One of the little absurdities of human nature that I’ve always found fascinating is how easily we allow our actions and priorities to be shaped by rewards and incentives that are not, when you think about them, very rewarding or incentivizing.
I was recently reminded of this rule while walking through the baggage claim section of the airport in Greensboro, North Carolina. Every fifty yards or so, I’d pass one of those baggage cart stations where you can rent a cart for a few dollars to trundle your luggage to your car. Each of these stations was nicely stocked with carts.
As I passed onwards to the parking lot, however, where one might assume I would find dozens of previously-used carts arrayed haphazardly among the rows of cars, there was not a single cart to be seen. Instead, each person who had rented one had hauled their luggage two or three hundred yards to their car, and then magically turned right around and taken their cart two or three hundred yards back to the baggage claim.
What I was observing was not a case of spontaneous neighborliness and community spirit among the fine citizens of Greensboro (though they were certainly a courteous enough bunch). Instead, it was an example of human beings cheerily accepting an inconvenience, all to collect on a seemingly minuscule reward. In this case, returning the carts to their stations garnered each person a cash prize of… 50 cents.
While walking down the sidewalk, many of us would not go more than a few feet out of our way to pick up such a sum, and yet the advance knowledge among travelers that the reward exists has relieved airports across the country of the need to employ cart returners, such as grocery stores employ. Those 50 cents become a goal that people get into their minds, and they will surmount a not inconsiderable inconvenience in order to attain it.
I bring this story up because it illustrates a principle that learning professionals are often loath to admit – incentives and rewards (and not even necessarily tangible ones) for completing tasks work. We often resist this fact – after all, bribing people to complete their training doesn’t seem to fit with the nobleness of a profession built around imparting knowledge – but it is nonetheless true. Examples abound in the world of social learning; some of the best include Wikipedia, which has grown to over four million English articles written entirely by volunteers, and Foursquare, the popular “check-in” social media application for mobile devices.
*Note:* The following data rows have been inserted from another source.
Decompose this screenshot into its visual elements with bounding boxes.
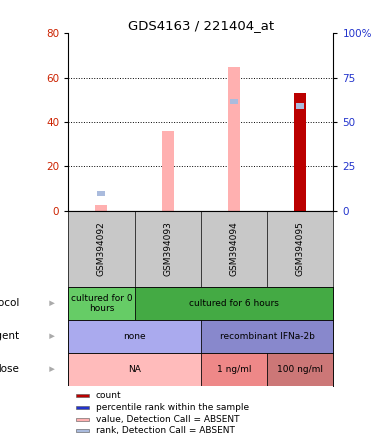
Bar xyxy=(201,353,267,386)
Text: NA: NA xyxy=(128,365,141,374)
Text: none: none xyxy=(123,332,146,341)
Text: count: count xyxy=(96,391,122,400)
Bar xyxy=(230,99,238,104)
Text: agent: agent xyxy=(0,331,19,341)
Text: growth protocol: growth protocol xyxy=(0,298,19,308)
Bar xyxy=(68,287,135,320)
Text: cultured for 0
hours: cultured for 0 hours xyxy=(71,293,132,313)
Bar xyxy=(96,205,107,211)
Title: GDS4163 / 221404_at: GDS4163 / 221404_at xyxy=(128,19,274,32)
Bar xyxy=(76,394,89,397)
Bar xyxy=(68,353,201,386)
Bar xyxy=(162,131,174,211)
Text: value, Detection Call = ABSENT: value, Detection Call = ABSENT xyxy=(96,415,239,424)
Text: percentile rank within the sample: percentile rank within the sample xyxy=(96,403,249,412)
Text: cultured for 6 hours: cultured for 6 hours xyxy=(189,299,279,308)
Text: rank, Detection Call = ABSENT: rank, Detection Call = ABSENT xyxy=(96,426,235,436)
Text: GSM394092: GSM394092 xyxy=(97,222,106,276)
Bar xyxy=(76,406,89,409)
Bar xyxy=(201,320,333,353)
Bar xyxy=(76,429,89,432)
Bar xyxy=(135,287,333,320)
Bar xyxy=(228,67,240,211)
Bar xyxy=(76,418,89,420)
Text: dose: dose xyxy=(0,364,19,374)
Text: 1 ng/ml: 1 ng/ml xyxy=(217,365,251,374)
Bar xyxy=(68,320,201,353)
Bar xyxy=(294,93,306,211)
Text: 100 ng/ml: 100 ng/ml xyxy=(277,365,323,374)
Text: GSM394093: GSM394093 xyxy=(163,222,172,276)
Bar xyxy=(267,353,333,386)
Text: GSM394094: GSM394094 xyxy=(229,222,239,276)
Bar xyxy=(296,103,304,109)
Bar xyxy=(98,191,105,196)
Text: recombinant IFNa-2b: recombinant IFNa-2b xyxy=(220,332,315,341)
Text: GSM394095: GSM394095 xyxy=(296,222,305,276)
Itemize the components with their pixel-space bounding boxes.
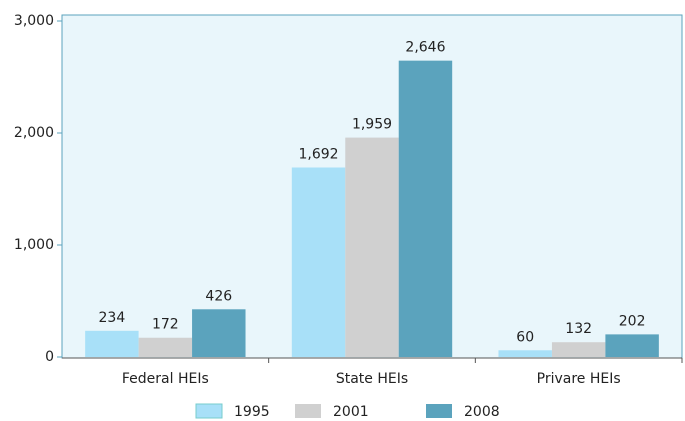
- bar: [498, 350, 552, 357]
- bar: [345, 137, 399, 357]
- legend-label: 2008: [464, 404, 500, 420]
- y-tick-label: 0: [45, 349, 54, 365]
- value-label: 2,646: [405, 40, 445, 56]
- legend-label: 1995: [234, 404, 270, 420]
- bar: [138, 337, 193, 357]
- bar: [85, 330, 139, 357]
- legend-swatch: [195, 403, 223, 419]
- x-tick-label: State HEIs: [336, 371, 408, 387]
- y-tick-label: 3,000: [14, 13, 54, 29]
- value-label: 202: [619, 313, 646, 329]
- bar: [605, 334, 659, 357]
- value-label: 1,959: [352, 117, 392, 133]
- legend-swatch: [295, 404, 321, 418]
- y-tick-label: 2,000: [14, 125, 54, 141]
- value-label: 172: [152, 317, 179, 333]
- bar: [551, 342, 606, 357]
- value-label: 426: [205, 288, 232, 304]
- value-label: 234: [99, 310, 126, 326]
- value-label: 1,692: [298, 146, 338, 162]
- value-label: 60: [516, 329, 534, 345]
- legend-label: 2001: [333, 404, 369, 420]
- x-tick-label: Federal HEIs: [122, 371, 209, 387]
- bar: [291, 167, 346, 357]
- bar: [192, 309, 246, 357]
- y-tick-label: 1,000: [14, 237, 54, 253]
- x-tick-label: Privare HEIs: [537, 371, 621, 387]
- bar: [398, 60, 453, 357]
- value-label: 132: [565, 321, 592, 337]
- legend-swatch: [426, 404, 452, 418]
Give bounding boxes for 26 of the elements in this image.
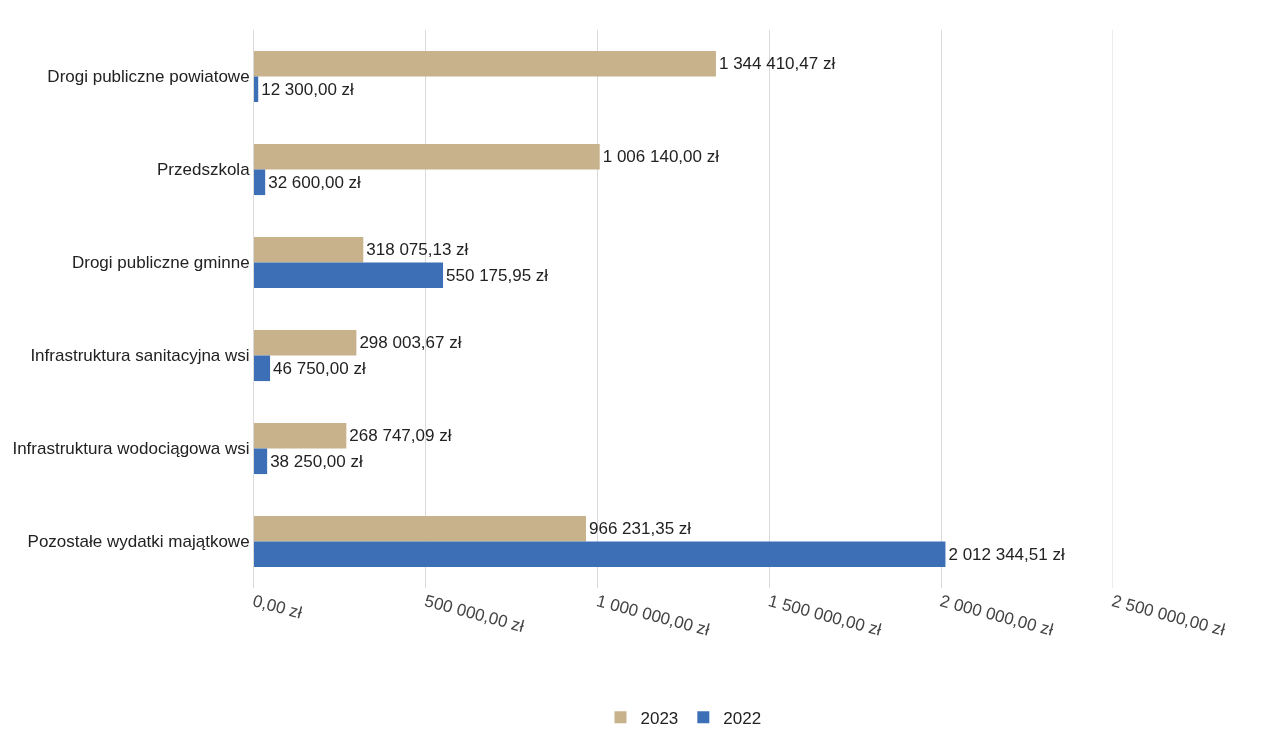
data-label: 318 075,13 zł (366, 240, 469, 260)
data-label: 2 012 344,51 zł (948, 544, 1065, 564)
y-tick-label: Pozostałe wydatki majątkowe (27, 532, 250, 552)
legend-label: 2022 (723, 708, 762, 728)
x-tick-label: 2 000 000,00 zł (937, 591, 1056, 640)
y-tick-label: Drogi publiczne gminne (71, 253, 250, 273)
x-tick-label: 500 000,00 zł (422, 591, 527, 637)
data-label: 1 344 410,47 zł (718, 54, 836, 74)
x-tick-label: 0,00 zł (250, 591, 305, 623)
y-tick-label: Przedszkola (156, 160, 251, 180)
data-label: 12 300,00 zł (261, 79, 355, 99)
data-label: 550 175,95 zł (446, 265, 549, 285)
x-tick-label: 1 500 000,00 zł (766, 591, 884, 640)
y-tick-label: Drogi publiczne powiatowe (47, 67, 250, 87)
data-label: 966 231,35 zł (589, 519, 692, 539)
data-label: 298 003,67 zł (359, 333, 462, 353)
data-label: 1 006 140,00 zł (602, 147, 720, 167)
data-label: 38 250,00 zł (270, 451, 363, 471)
data-label: 32 600,00 zł (268, 172, 362, 192)
y-tick-label: Infrastruktura wodociągowa wsi (12, 439, 250, 459)
x-tick-label: 1 000 000,00 zł (594, 591, 712, 640)
legend-label: 2023 (640, 708, 679, 728)
y-tick-label: Infrastruktura sanitacyjna wsi (30, 346, 250, 366)
x-tick-label: 2 500 000,00 zł (1109, 591, 1228, 640)
data-label: 46 750,00 zł (273, 358, 366, 378)
data-label: 268 747,09 zł (349, 426, 452, 446)
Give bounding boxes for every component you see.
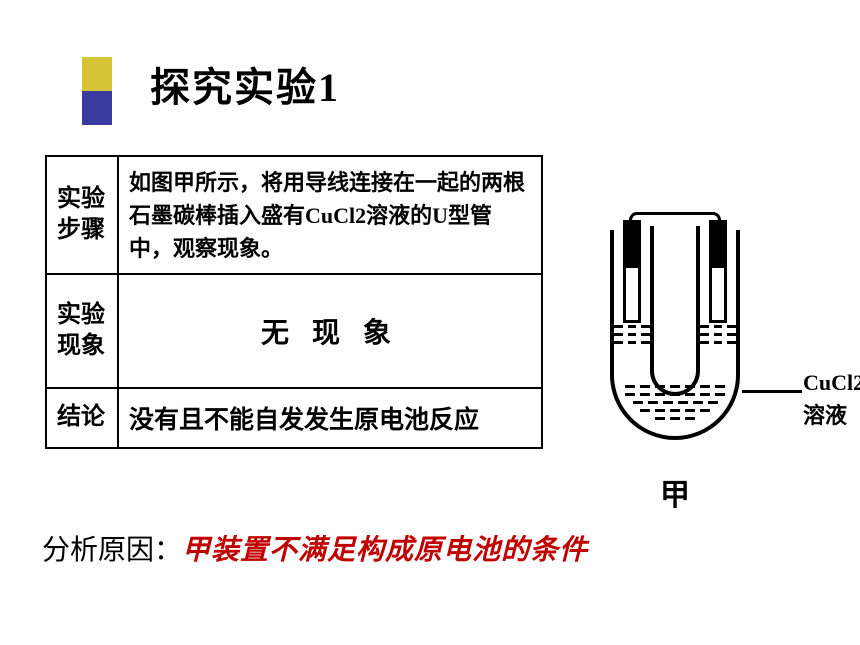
conclusion-text: 没有且不能自发发生原电池反应 — [129, 407, 479, 434]
u-tube-inner — [650, 226, 700, 396]
row-label-concl: 结论 — [46, 388, 118, 448]
analysis-line: 分析原因：甲装置不满足构成原电池的条件 — [42, 528, 588, 568]
analysis-label: 分析原因： — [42, 535, 182, 566]
title-accent — [82, 57, 112, 125]
electrode-cap-right — [709, 220, 727, 265]
step-formula-sub: 2 — [355, 203, 366, 228]
table-row: 实验步骤 如图甲所示，将用导线连接在一起的两根石墨碳棒插入盛有CuCl2溶液的U… — [46, 156, 542, 274]
pointer-line — [742, 390, 802, 393]
analysis-reason: 甲装置不满足构成原电池的条件 — [182, 535, 588, 566]
electrode-body-left — [623, 265, 641, 323]
label-cucl2: CuCl2 — [803, 370, 860, 396]
table-row: 实验现象 无 现 象 — [46, 274, 542, 388]
step-formula: CuCl — [305, 203, 355, 228]
table-row: 结论 没有且不能自发发生原电池反应 — [46, 388, 542, 448]
row-content-steps: 如图甲所示，将用导线连接在一起的两根石墨碳棒插入盛有CuCl2溶液的U型管中，观… — [118, 156, 542, 274]
experiment-table: 实验步骤 如图甲所示，将用导线连接在一起的两根石墨碳棒插入盛有CuCl2溶液的U… — [45, 155, 543, 449]
phenomenon-text: 无 现 象 — [129, 283, 531, 379]
row-label-steps: 实验步骤 — [46, 156, 118, 274]
slide-title: 探究实验1 — [150, 55, 340, 113]
electrode-cap-left — [623, 220, 641, 265]
row-label-phenom: 实验现象 — [46, 274, 118, 388]
row-content-concl: 没有且不能自发发生原电池反应 — [118, 388, 542, 448]
electrode-body-right — [709, 265, 727, 323]
row-content-phenom: 无 现 象 — [118, 274, 542, 388]
diagram-caption: 甲 — [660, 470, 690, 514]
liquid-right — [700, 325, 736, 350]
label-solution: 溶液 — [803, 398, 847, 430]
accent-gold — [82, 57, 112, 91]
accent-blue — [82, 91, 112, 125]
liquid-left — [614, 325, 650, 350]
apparatus-diagram: CuCl2 溶液 甲 — [565, 170, 850, 505]
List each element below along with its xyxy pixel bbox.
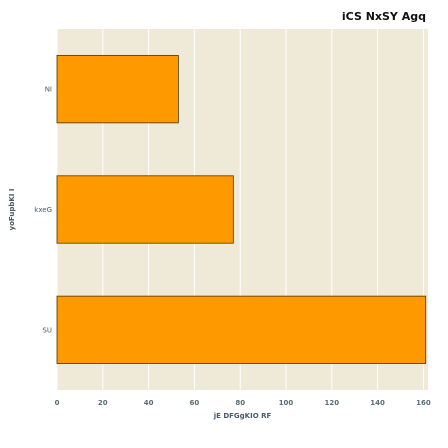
chart-title: iCS NxSY Agq xyxy=(341,10,426,23)
category-labels: NI kxeG SU xyxy=(34,86,52,335)
bars xyxy=(56,55,427,364)
bar-ni xyxy=(56,55,179,124)
category-label: SU xyxy=(42,326,52,334)
x-tick-label: 20 xyxy=(98,399,108,407)
x-axis-label: jE DFGgKIO RF xyxy=(213,412,272,420)
bar-kxeg xyxy=(56,175,234,244)
y-axis-label: yoFupbKI I xyxy=(8,189,16,231)
x-tick-label: 140 xyxy=(370,399,385,407)
x-tick-label: 40 xyxy=(144,399,154,407)
x-tick-label: 0 xyxy=(55,399,60,407)
bar-su xyxy=(56,295,427,364)
x-tick-label: 100 xyxy=(279,399,294,407)
category-label: NI xyxy=(45,86,52,94)
category-label: kxeG xyxy=(34,206,52,214)
x-tick-labels: 0 20 40 60 80 100 120 140 160 xyxy=(55,399,431,407)
x-tick-label: 120 xyxy=(325,399,340,407)
x-tick-label: 60 xyxy=(190,399,200,407)
x-tick-label: 80 xyxy=(235,399,245,407)
x-tick-label: 160 xyxy=(416,399,431,407)
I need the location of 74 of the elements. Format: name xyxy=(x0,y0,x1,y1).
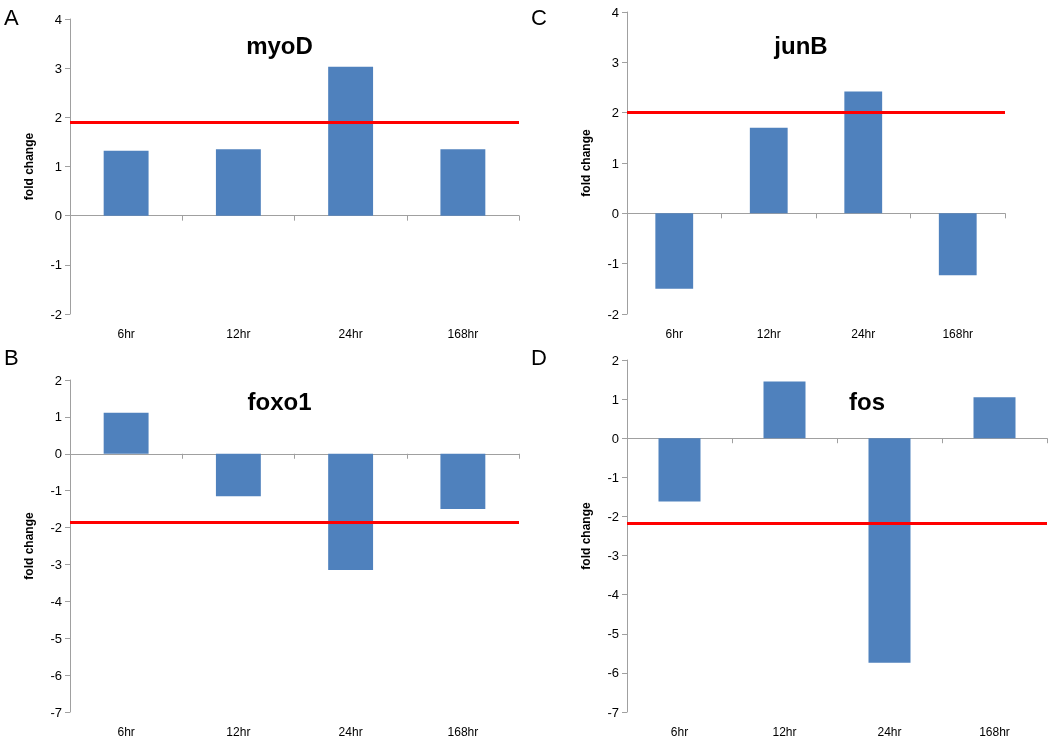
y-tick-label: 0 xyxy=(611,205,619,221)
y-tick-label: -6 xyxy=(607,665,619,681)
x-tick-label: 24hr xyxy=(877,725,902,738)
x-tick-label: 6hr xyxy=(117,725,135,738)
y-tick-label: 4 xyxy=(54,11,62,27)
x-tick-label: 12hr xyxy=(772,725,797,738)
bar xyxy=(328,66,374,216)
y-tick-label: 1 xyxy=(611,391,619,407)
y-tick-label: 4 xyxy=(611,4,619,20)
bar xyxy=(440,149,486,216)
x-tick-label: 12hr xyxy=(756,327,781,341)
text: A xyxy=(4,4,19,30)
y-tick-label: 1 xyxy=(611,155,619,171)
y-tick-label: -2 xyxy=(607,306,619,322)
text: B xyxy=(4,344,19,370)
x-tick-label: 24hr xyxy=(338,725,363,738)
y-tick-label: -4 xyxy=(607,587,619,603)
y-tick-label: -4 xyxy=(50,593,62,609)
y-axis-title: fold change xyxy=(579,502,593,570)
y-tick-label: -7 xyxy=(50,704,62,720)
x-tick-label: 6hr xyxy=(665,327,683,341)
y-tick-label: 3 xyxy=(54,60,62,76)
bar xyxy=(973,397,1016,439)
x-tick-label: 6hr xyxy=(670,725,689,738)
y-tick-label: 0 xyxy=(54,446,62,462)
y-tick-label: 1 xyxy=(54,159,62,174)
chart-title: foxo1 xyxy=(247,387,312,415)
y-tick-label: -1 xyxy=(607,469,619,485)
y-tick-label: 2 xyxy=(54,109,62,125)
y-tick-label: -1 xyxy=(50,257,62,273)
bar xyxy=(938,213,977,276)
x-tick-label: 12hr xyxy=(226,327,251,341)
y-tick-label: 2 xyxy=(54,372,62,388)
x-tick-label: 12hr xyxy=(226,725,251,738)
y-tick-label: 0 xyxy=(54,208,62,224)
text: C xyxy=(531,4,547,30)
text: D xyxy=(531,344,547,370)
text: fos xyxy=(849,387,885,415)
y-tick-label: 2 xyxy=(611,105,619,121)
bar xyxy=(868,438,911,663)
y-tick-label: -7 xyxy=(607,704,619,720)
x-tick-label: 24hr xyxy=(338,327,363,341)
y-tick-label: -6 xyxy=(50,667,62,683)
y-tick-label: -3 xyxy=(50,556,62,572)
y-tick-label: -3 xyxy=(607,548,619,564)
x-tick-label: 168hr xyxy=(447,725,479,738)
bar xyxy=(763,381,806,439)
y-tick-label: -5 xyxy=(50,630,62,646)
y-tick-label: -1 xyxy=(50,483,62,499)
x-tick-label: 24hr xyxy=(851,327,876,341)
y-tick-label: 1 xyxy=(54,409,62,425)
y-axis-title: fold change xyxy=(579,129,593,197)
bar xyxy=(655,213,694,289)
x-tick-label: 6hr xyxy=(117,327,135,341)
x-tick-label: 168hr xyxy=(979,725,1010,738)
bar xyxy=(103,150,149,216)
bar xyxy=(658,438,701,502)
text: junB xyxy=(773,31,828,59)
x-tick-label: 168hr xyxy=(447,327,479,341)
y-axis-title: fold change xyxy=(22,512,36,580)
x-tick-label: 168hr xyxy=(942,327,974,341)
y-tick-label: -1 xyxy=(607,256,619,272)
y-axis-title: fold change xyxy=(22,132,36,201)
y-tick-label: 2 xyxy=(611,352,619,368)
y-tick-label: -5 xyxy=(607,626,619,642)
y-tick-label: -2 xyxy=(607,508,619,524)
text: myoD xyxy=(246,31,313,59)
y-tick-label: -2 xyxy=(50,520,62,536)
bar xyxy=(844,91,883,214)
y-tick-label: 0 xyxy=(611,430,619,446)
y-tick-label: 3 xyxy=(611,54,619,70)
bar xyxy=(749,127,788,214)
y-tick-label: -2 xyxy=(50,306,62,322)
bar xyxy=(215,149,261,216)
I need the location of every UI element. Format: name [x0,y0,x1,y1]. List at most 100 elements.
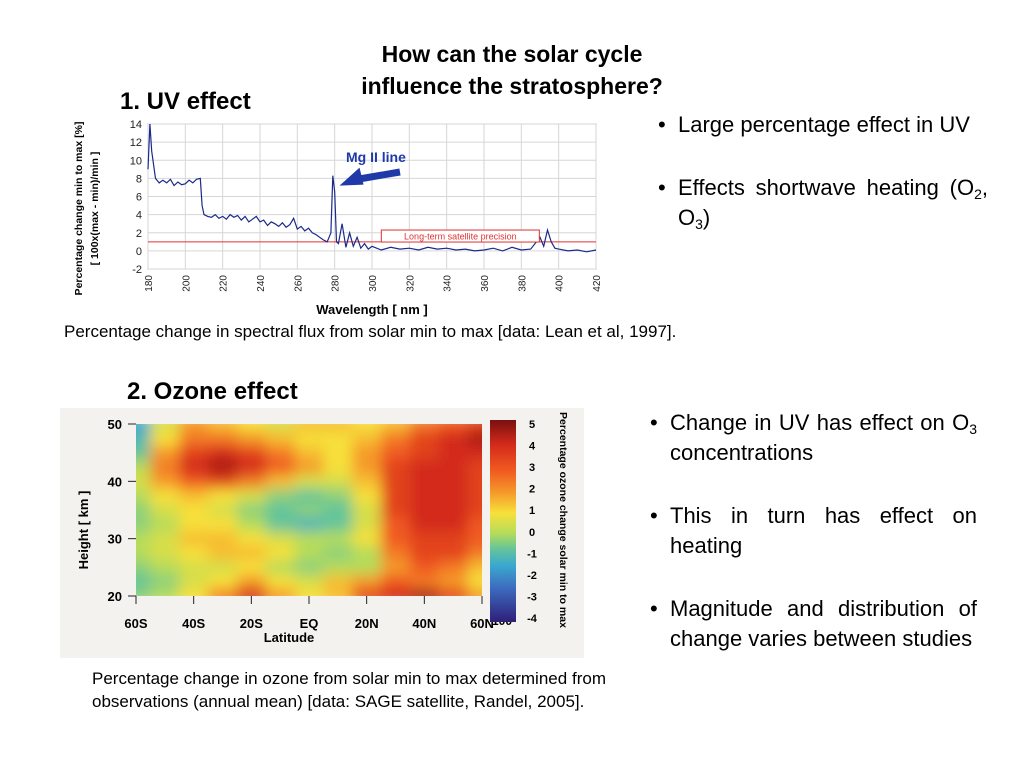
heatmap-cell [265,474,296,490]
heatmap-cell [323,588,354,596]
latitude-tick-label: 40S [182,616,205,631]
heatmap-cell [150,424,181,433]
heatmap-cell [265,502,296,519]
heatmap-cell [323,531,354,547]
heatmap-cell [179,545,209,562]
heatmap-cell [136,424,152,433]
heatmap-cell [294,474,325,490]
heatmap-cell [438,545,469,562]
heatmap-cell [467,545,482,562]
heatmap-cell [467,431,482,447]
colorbar-tick-label: 5 [529,419,535,431]
heatmap-cell [236,560,267,576]
uv-bullet-list: • Large percentage effect in UV • Effect… [658,110,988,266]
y-tick-label: 10 [130,155,142,167]
heatmap-cell [381,531,411,547]
heatmap-cell [467,560,482,576]
x-tick-label: 300 [368,275,379,292]
heatmap-cell [236,424,267,433]
section-heading-uv: 1. UV effect [120,88,251,115]
colorbar-label: Percentage ozone change solar min to max [557,412,569,628]
bullet-shortwave-heating: • Effects shortwave heating (O2, O3) [658,175,988,232]
x-tick-label: 400 [555,275,566,292]
heatmap-cell [323,502,354,519]
latitude-tick-label: 60S [124,616,147,631]
heatmap-cell [236,588,267,596]
heatmap-cell [236,431,267,447]
heatmap-cell [381,574,411,590]
heatmap-cell [208,424,238,433]
x-tick-label: 360 [480,275,491,292]
heatmap-cell [236,474,267,490]
heatmap-cell [150,545,181,562]
heatmap-cell [381,431,411,447]
heatmap-cell [352,574,382,590]
heatmap-cell [265,517,296,533]
heatmap-cell [136,531,152,547]
heatmap-cell [352,588,382,596]
heatmap-cell [294,445,325,461]
latitude-tick-label: 40N [412,616,436,631]
bullet-text: This in turn has effect on heating [670,503,977,558]
x-axis-label: Wavelength [ nm ] [316,302,427,317]
heatmap-cell [179,459,209,476]
heatmap-cell [409,424,440,433]
latitude-tick-label: 60N [470,616,494,631]
latitude-tick-label: 20N [355,616,379,631]
heatmap-cell [352,560,382,576]
heatmap-cell [438,459,469,476]
heatmap-cell [150,574,181,590]
heatmap-cell [409,474,440,490]
heatmap-cell [136,459,152,476]
heatmap-cell [294,531,325,547]
heatmap-cell [150,588,181,596]
heatmap-cell [381,424,411,433]
heatmap-cell [179,445,209,461]
x-tick-label: 220 [219,275,230,292]
heatmap-cell [150,445,181,461]
heatmap-cell [409,588,440,596]
x-tick-label: 380 [517,275,528,292]
heatmap-cell [409,574,440,590]
height-axis-label: Height [ km ] [76,491,91,570]
heatmap-cell [381,502,411,519]
heatmap-cell [136,588,152,596]
heatmap-cell [294,431,325,447]
heatmap-cell [323,488,354,504]
colorbar-tick-label: -4 [527,613,538,625]
heatmap-cell [438,424,469,433]
colorbar-tick-label: 1 [529,505,535,517]
y-tick-label: 6 [136,192,142,204]
heatmap-cell [467,588,482,596]
colorbar-tick-label: 4 [529,441,536,453]
heatmap-cell [409,517,440,533]
mg-ii-label: Mg II line [346,149,406,165]
mg-ii-arrow-head [339,167,364,186]
heatmap-cell [265,588,296,596]
heatmap-cell [265,431,296,447]
heatmap-cell [352,545,382,562]
heatmap-cell [179,424,209,433]
heatmap-field [136,424,482,596]
heatmap-cell [179,574,209,590]
heatmap-cell [467,574,482,590]
heatmap-cell [136,502,152,519]
heatmap-cell [208,517,238,533]
colorbar-tick-label: 2 [529,484,535,496]
y-tick-label: 2 [136,228,142,240]
heatmap-cell [265,459,296,476]
heatmap-cell [323,474,354,490]
x-tick-label: 340 [443,275,454,292]
heatmap-cell [467,502,482,519]
heatmap-cell [323,459,354,476]
heatmap-cell [136,560,152,576]
heatmap-cell [208,502,238,519]
heatmap-cell [381,445,411,461]
heatmap-cell [208,545,238,562]
heatmap-cell [150,560,181,576]
heatmap-cell [323,424,354,433]
heatmap-cell [208,588,238,596]
heatmap-cell [438,560,469,576]
heatmap-cell [467,459,482,476]
heatmap-cell [265,574,296,590]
In both cases, the reward that motivates participation is nothing more than simple recognition. In Foursquare, this comes through earning badges or becoming the mayor of a certain location (like your neighborhood pizza shop) by being the person who most frequently checks in at that shop in the prior two months. While occasionally these prizes will be accompanied by a gift of actual value (a slice of free sausage pizza, Mr. Mayor?), in general they mean nothing whatsoever. Yet millions of people have tried very hard to secure them, and will continue to do so.
The same thing goes for Wikipedia. While on the surface the site might seem like the purest expression of selfless sacrifice in the name of greater knowledge, the truth is that once again those authors who contribute the most are motivated by recognition. In Wikipedia, it comes in the form of comparing edit counts, number of featured articles worked on, and “barnstars,” a uniquely-Wikipedian award system.
Luckily for the Instructional Design professional, these same principals of human nature are readily adaptable to the corporate training world. Some of the most popular training at many Fortune 500 companies these days revolves around incentives. Deloitte has instituted the use of virtual badges through its Deloitte Leadership Academy, and users can unlock more complex training once basic courses are completed. SAP has gone so far as to incentivize the creation of incentives, offering prizes to employees who come up with ways to make process work more competitive and engaging. More generally, sales team training plays particularly well with the incentive model – it’s a natural fit for competitive, bonus-oriented individuals.
So if your training needs a little extra shot of something to get your workforce engaged, don’t be afraid to throw in some hand-outs, badges, barnstars, gold stars… whatever. It works!